Loughborough University Named As New Tennis Academy

12 June 2018, 17:40 | Updated: 13 June 2018, 16:47

Aegon Tennis Internationals

The East Midlands university has been chosen along with Stirling to form two national academies of excellence.

Loughborough University and Stirling have been named as the sites of two national academies that will form the centrepiece of the Lawn Tennis Association's new high performance pathway.

The strategy, unveiled at the National Tennis Centre in Roehampton on Tuesday, is the LTA's latest attempt at producing a system that will create British strength in depth at the top of the sport.

It has been a long time coming, with the high performance department in flux under the stewardship of former chief executive Michael Downey and the new pathway then delayed by Downey's resignation and the appointment of Scott Lloyd as his successor.

Downey prioritised grass roots and decentralised high performance following the big-spending and much-criticised efforts of his predecessor Roger Draper to grow the number of top-100 players from Britain.

This strategy, the brainchild of performance director Simon Timson, who moved from the same position at UK Sport two years ago, very much goes back to a centralised approach, beginning with children aged seven.

It is envisaged 2-3,000 children between seven and 10 will hone their skills at local player development centres and take part in county training before the best 250-300 move on to one of 11 regional player development centres.

There will then be a maximum of 32 residential places available at Stirling and Loughborough from September 2019 for those players aged 13-18 - or potentially as young as 11 - deemed to have potential to reach the top.

They will attend a local school alongside their tennis commitments and, addressing one of the key barriers to what is a notoriously expensive sport to pursue, the places will be funded to cap the cost to players or their families at £5,000 a year.

Applicants for the academies were not given a budget but asked to come up with a vision and say how much it would cost, and Timson and Lloyd refused to reveal the amount of money the LTA has committed to each centre over five years, only that it is a significant proportion of the high-performance budget.

They are also steering clear of putting a figure on the number of top-100 players they hope to see in 10 years' time, which became a millstone around Draper's neck following the announcement of an earlier strategy.

Instead the focus is on establishing Britain's reputation as a world-class base for player development - although unlike renowned academies such as Nick Bollettieri's in Florida, Sanchez-Casal in Spain (where Andy Murray trained) or Patrick Mouratoglou's in France - foreign players will not be welcomed.

"The first thing we have to do is get in the conversation," said Timson.

The LTA has been accused of not doing enough to capitalise on the success of Murray and tellingly Tennis Scotland will oversee not just the national academy but also a regional development centre, with bases at Stirling, Edinburgh and Glasgow.
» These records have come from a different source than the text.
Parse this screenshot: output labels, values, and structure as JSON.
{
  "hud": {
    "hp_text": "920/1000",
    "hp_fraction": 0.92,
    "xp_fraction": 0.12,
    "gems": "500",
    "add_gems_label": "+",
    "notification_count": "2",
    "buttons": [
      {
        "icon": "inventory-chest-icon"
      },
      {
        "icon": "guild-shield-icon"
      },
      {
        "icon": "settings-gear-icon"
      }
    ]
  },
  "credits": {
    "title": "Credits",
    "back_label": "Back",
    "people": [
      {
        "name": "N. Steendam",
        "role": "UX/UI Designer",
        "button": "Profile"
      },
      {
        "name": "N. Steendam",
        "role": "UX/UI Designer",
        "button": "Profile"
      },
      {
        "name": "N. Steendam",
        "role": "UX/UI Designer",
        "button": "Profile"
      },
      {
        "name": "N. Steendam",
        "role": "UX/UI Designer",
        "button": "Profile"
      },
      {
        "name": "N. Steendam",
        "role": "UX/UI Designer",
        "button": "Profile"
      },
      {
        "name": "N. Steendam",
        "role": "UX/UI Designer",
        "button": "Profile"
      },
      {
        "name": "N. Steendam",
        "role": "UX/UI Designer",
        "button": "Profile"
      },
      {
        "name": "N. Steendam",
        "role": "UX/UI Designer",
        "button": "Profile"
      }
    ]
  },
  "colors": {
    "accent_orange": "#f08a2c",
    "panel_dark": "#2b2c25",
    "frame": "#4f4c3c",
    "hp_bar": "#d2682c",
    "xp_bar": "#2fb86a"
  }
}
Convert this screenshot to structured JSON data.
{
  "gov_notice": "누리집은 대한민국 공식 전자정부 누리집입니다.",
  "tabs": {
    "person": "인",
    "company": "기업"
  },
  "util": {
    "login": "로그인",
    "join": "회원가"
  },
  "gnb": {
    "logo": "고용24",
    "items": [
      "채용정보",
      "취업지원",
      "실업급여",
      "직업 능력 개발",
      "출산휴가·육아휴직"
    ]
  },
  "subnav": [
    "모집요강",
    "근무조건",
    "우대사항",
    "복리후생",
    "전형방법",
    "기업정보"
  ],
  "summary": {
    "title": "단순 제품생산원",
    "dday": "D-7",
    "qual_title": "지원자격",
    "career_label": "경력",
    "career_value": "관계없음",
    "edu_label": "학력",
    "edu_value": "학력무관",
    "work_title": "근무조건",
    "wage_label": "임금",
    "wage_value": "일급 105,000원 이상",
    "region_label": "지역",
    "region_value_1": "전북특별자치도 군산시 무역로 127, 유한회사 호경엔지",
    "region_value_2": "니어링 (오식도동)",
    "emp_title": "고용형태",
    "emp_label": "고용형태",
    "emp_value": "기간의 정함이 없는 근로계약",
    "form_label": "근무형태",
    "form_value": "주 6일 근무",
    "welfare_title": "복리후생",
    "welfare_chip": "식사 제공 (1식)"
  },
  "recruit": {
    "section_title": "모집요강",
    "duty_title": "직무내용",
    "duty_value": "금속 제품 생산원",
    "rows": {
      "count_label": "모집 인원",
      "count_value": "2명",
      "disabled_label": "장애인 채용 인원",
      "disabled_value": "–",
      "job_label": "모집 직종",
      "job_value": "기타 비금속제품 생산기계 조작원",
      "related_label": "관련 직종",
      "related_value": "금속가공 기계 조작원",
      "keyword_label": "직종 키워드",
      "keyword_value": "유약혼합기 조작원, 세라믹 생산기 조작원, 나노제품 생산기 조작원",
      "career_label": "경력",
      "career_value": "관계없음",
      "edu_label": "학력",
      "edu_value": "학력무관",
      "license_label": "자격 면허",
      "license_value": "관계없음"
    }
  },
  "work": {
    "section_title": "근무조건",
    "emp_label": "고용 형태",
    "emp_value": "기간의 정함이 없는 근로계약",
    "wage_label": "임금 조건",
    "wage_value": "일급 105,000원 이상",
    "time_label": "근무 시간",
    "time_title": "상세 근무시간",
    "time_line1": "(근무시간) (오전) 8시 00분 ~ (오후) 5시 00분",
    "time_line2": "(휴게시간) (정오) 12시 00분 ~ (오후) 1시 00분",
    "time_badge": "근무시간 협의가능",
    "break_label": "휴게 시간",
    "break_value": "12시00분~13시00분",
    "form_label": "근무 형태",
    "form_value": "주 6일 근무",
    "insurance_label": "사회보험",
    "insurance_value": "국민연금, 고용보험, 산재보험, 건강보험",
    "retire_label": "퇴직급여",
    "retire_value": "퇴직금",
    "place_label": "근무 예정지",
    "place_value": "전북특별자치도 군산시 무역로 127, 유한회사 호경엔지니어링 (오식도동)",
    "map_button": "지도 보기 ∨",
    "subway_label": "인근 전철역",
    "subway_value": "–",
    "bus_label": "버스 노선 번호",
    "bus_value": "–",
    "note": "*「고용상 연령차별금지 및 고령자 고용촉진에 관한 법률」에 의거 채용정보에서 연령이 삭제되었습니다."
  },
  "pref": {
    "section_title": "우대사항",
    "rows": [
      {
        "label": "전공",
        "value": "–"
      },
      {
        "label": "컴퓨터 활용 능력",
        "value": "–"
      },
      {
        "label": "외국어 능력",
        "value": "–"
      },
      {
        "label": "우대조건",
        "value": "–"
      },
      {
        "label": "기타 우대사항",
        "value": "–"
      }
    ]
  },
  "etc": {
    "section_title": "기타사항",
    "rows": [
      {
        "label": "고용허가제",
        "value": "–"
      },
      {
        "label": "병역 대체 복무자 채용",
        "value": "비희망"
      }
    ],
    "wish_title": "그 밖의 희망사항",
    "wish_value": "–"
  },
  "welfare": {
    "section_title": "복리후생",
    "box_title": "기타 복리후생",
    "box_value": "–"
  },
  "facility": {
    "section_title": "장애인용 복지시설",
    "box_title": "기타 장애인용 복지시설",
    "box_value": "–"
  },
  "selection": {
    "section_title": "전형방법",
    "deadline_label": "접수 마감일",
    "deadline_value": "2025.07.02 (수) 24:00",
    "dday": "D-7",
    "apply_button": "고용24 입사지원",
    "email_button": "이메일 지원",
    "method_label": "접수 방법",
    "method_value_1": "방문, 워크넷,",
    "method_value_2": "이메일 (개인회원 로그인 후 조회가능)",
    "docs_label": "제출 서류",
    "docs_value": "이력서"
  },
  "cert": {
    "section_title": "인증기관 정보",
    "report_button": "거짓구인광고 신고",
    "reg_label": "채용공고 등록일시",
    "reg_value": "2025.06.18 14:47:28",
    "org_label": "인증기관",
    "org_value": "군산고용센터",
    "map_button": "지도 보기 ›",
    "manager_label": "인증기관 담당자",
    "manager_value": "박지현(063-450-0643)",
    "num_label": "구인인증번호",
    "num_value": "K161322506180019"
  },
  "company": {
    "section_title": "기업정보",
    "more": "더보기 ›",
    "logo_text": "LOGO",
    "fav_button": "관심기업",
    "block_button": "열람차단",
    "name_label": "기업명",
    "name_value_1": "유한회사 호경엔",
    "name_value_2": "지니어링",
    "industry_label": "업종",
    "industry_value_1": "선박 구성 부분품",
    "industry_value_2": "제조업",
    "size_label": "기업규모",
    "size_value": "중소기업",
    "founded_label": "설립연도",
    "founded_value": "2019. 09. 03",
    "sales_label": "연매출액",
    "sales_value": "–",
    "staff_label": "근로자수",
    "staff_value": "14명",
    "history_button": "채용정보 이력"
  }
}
National coach Colin Fleming, a former doubles specialist who played a key role in Britain's recent Davis Cup success, said: "Everything the Murrays have achieved - Andy, Jamie and Judy - at growing the game in Scotland has created a huge interest in tennis. We're really passionate about capitalising on that legacy."

Critics will point to a south-east bias among the regional development centres - five of the 11 are in or around London - while there are unlikely to be clay courts, regarded as the best developmental surface, at either Loughborough or Stirling.

Central to the pathway's success, meanwhile, will be finding the right head coaches for both academies, who are very likely to be recruited from outside the UK.

But the LTA insist no previous strategy has been as comprehensively researched and planned, with Lloyd saying: "We're incredibly excited about what this can do."